The client makes a HTTP POST request to the Token endpoint van de Quasydoc OAuth 2.0 server (https://quasydoc.eu/oauth/token.php).

POST parameters:

  • grant_type

    MANDATORY. Value “password”.

  • username

    MANDATORY. Quasydoc username and company (“username”+@+”“company) of the Resource Owner.

  • password

    MANDATORY. Quasydoc password of the Resource Owner.

  • scope

    MANDATORY. (not mandatory according the OAuth 2.0 specification, but necessary for Quasydoc).

  • client_id

    MANDATORY. Id of the application (defined by Quasydoc).

  • client_secret

    MANDATORY. Secret code of the application (defined by Quasydoc).

The client_id and client_secret can be sent in one of the following ways:

  • Via POST parameters

    parameters ‘client_id’ and ‘client_secret’

  • Via the HTTP Authorization request-header field

    with the base64 encoded value of the client_id and client_secret separated by a single colon.

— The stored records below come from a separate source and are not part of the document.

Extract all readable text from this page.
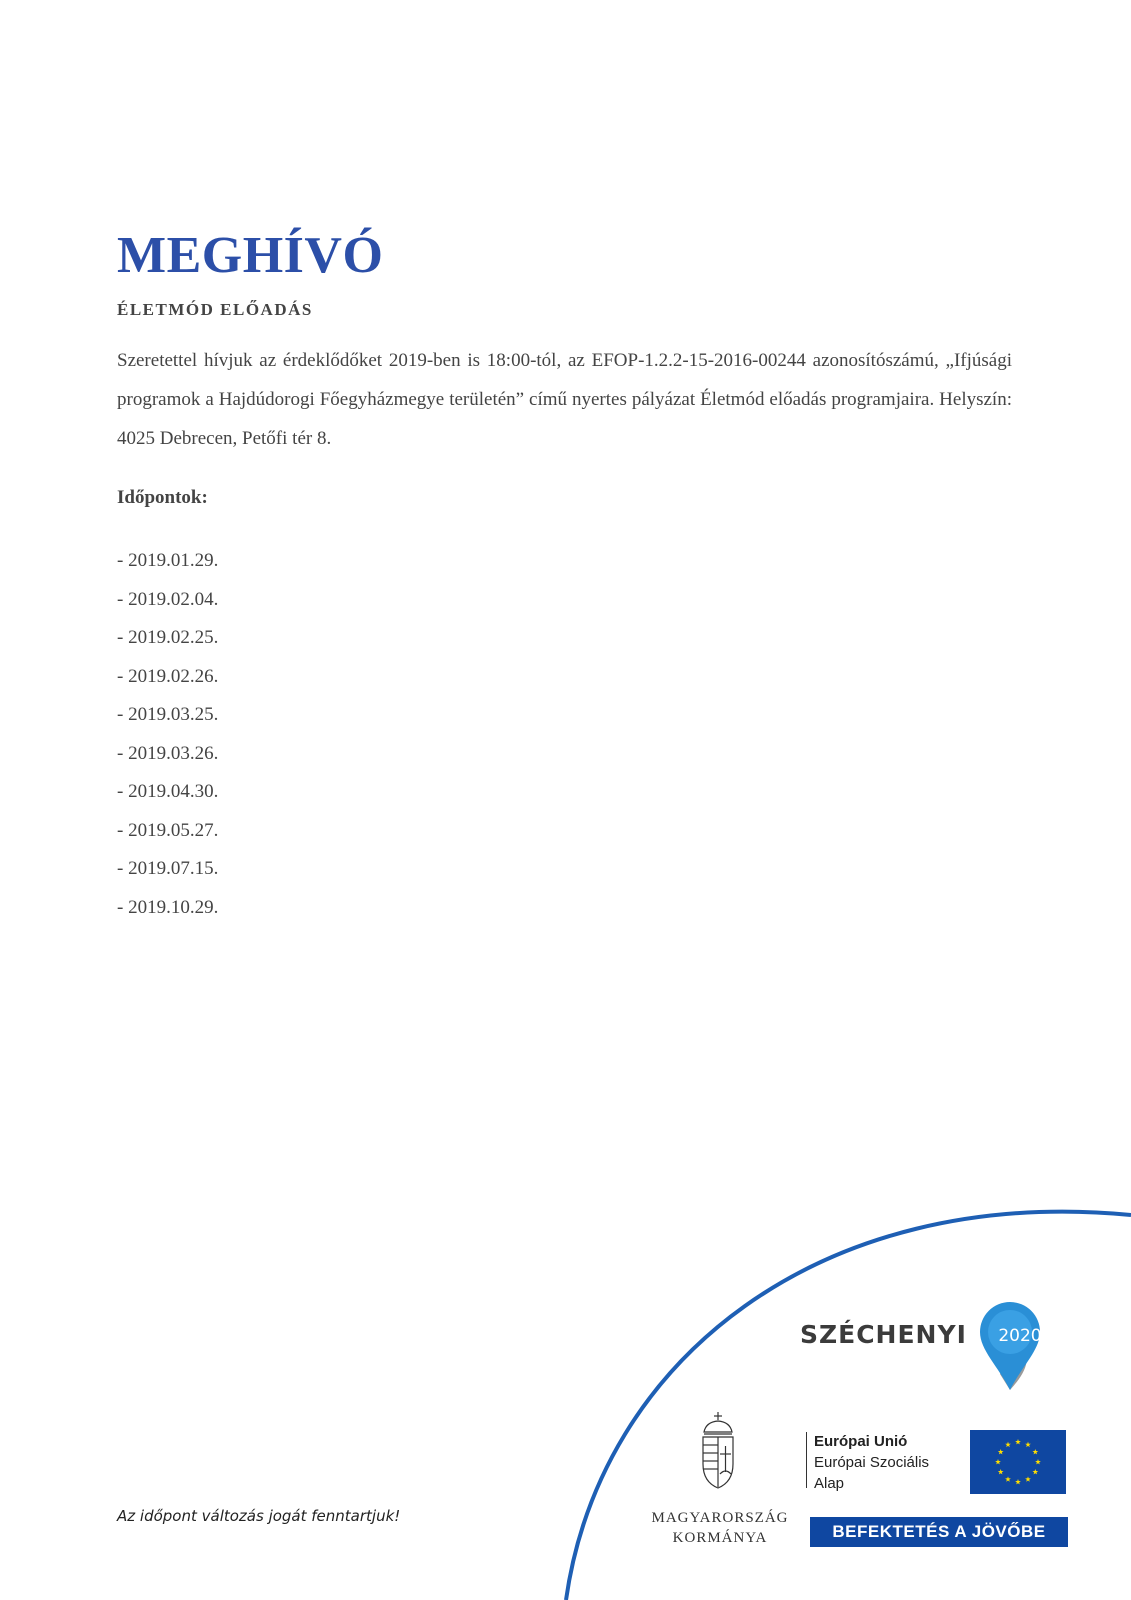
MEGHÍVÓ
ÉLETMÓD ELŐADÁS

Szeretettel hívjuk az érdeklődőket 2019-ben is 18:00-tól, az EFOP-1.2.2-15-2016-00244 azonosítószámú, „Ifjúsági programok a Hajdúdorogi Főegyházmegye területén” című nyertes pályázat Életmód előadás programjaira. Helyszín: 4025 Debrecen, Petőfi tér 8.

Időpontok:

- 2019.01.29.
- 2019.02.04.
- 2019.02.25.
- 2019.02.26.
- 2019.03.25.
- 2019.03.26.
- 2019.04.30.
- 2019.05.27.
- 2019.07.15.
- 2019.10.29.

Az időpont változás jogát fenntartjuk!

SZÉCHENYI	2020
MAGYARORSZÁG
KORMÁNYA
Európai Unió
Európai Szociális
Alap
BEFEKTETÉS A JÖVŐBE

    Authorization: Basic base64(client_id+’:’+client_secret)

    e.g.

    Authorization: Basic aWQ6c2VjcmV0
    

Example request

 POST /oauth/token.php HTTP/1.1
 Host: quasydoctest.be
 Authorization: Basic cWRfY29sbGVjdDpmQVk5YmJLWg==
 Content-Type: application/x-www-form-urlencoded

grant_type=password&username=test@quasydoc&password=A3ddj3w&scope=prodords

Step (C) in detail

When the Authorization server validates the request, the response looks as follows:

HTTP/1.1 200 OK
Content-Type: application/json;charset=UTF-8
Cache-Control: no-store
Pragma: no-cache

{
  "access_token":"2YotnFZFEjr1zCsicMWpAA",
  "token_type":"Bearer",
  "expires_in":3600,
  "refresh_token":"tGzv3JOkF0XG5Qx2TlKWIA",
  "scope": "prodords"
}

The response body is a JSON object with the following members:

  • access_token

    The token for the API calls.

  • token_type

    For Quasydoc this will always have the value “Bearer”.

  • expires_in

    Number of seconds after which the issued access token expires (default: 1 hour).

  • refresh_token

    The refresh token can ben used to request a new access token (refresh tokens have a longer expiration time)

  • scope

    MANDATORY (not mandatory according the OAuth 2.0 specification, but necessary for Quasydoc).